The Credit Union Opportunity
An additional advantage, besides reducing ALM mismatches, is that it allows balance sheet management to remain agile. Shorter maturities provide more opportunities to respond to market and/or liability changes.
A prime example is NCUA’s management of the $22 billion NCUSIF investment portfolio. The fund continued its 7 year ladder as rates went to near zero in 2019-2021. When the market turned, the entire portfolio was underwater, burdened with an average duration of almost three years.
Through October 2023, the year-to-date return on the Fund is 1.92% and the portfolio reports a $1.7 billion unrealized loss.
When looking at historical trends, a yield on the NCUSIF portfolio of just 2.5% would result in a breakeven, that is stable, equity ratio in almost all years.

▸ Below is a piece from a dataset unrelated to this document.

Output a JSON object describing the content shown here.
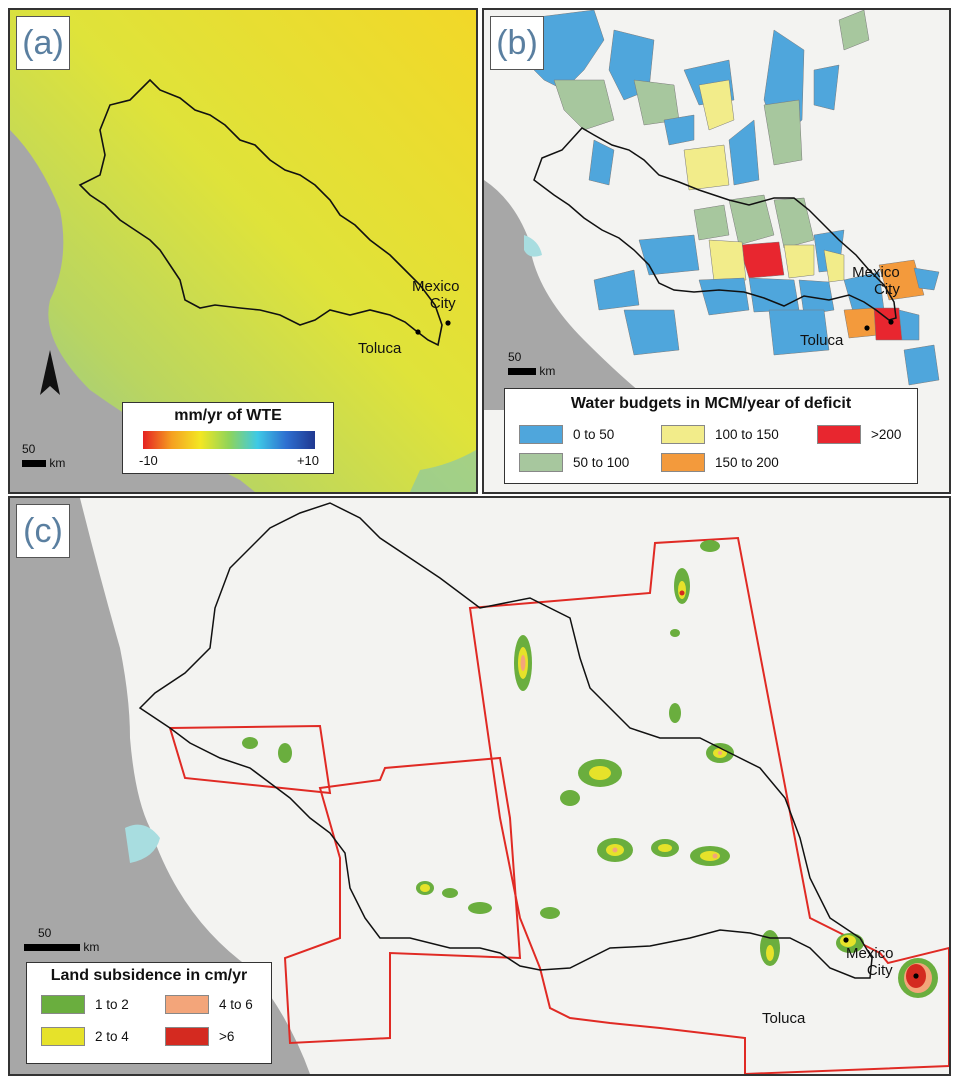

Recognizing this liability target for asset returns, makes NCUSIF investment decisions easy in this rate environment. By moving from overnight to maturities up to two years, the yields would be more than sufficient income to maintain the Fund’s equity ratio at or above 1.3% for any scenario.
Many investment managers were surprised by the Fed’s rate reversal to counter inflation. Today’s interest rates provides a rare moment for stabilizing both liquidity and return for credit union portfolios and the NCUSIF.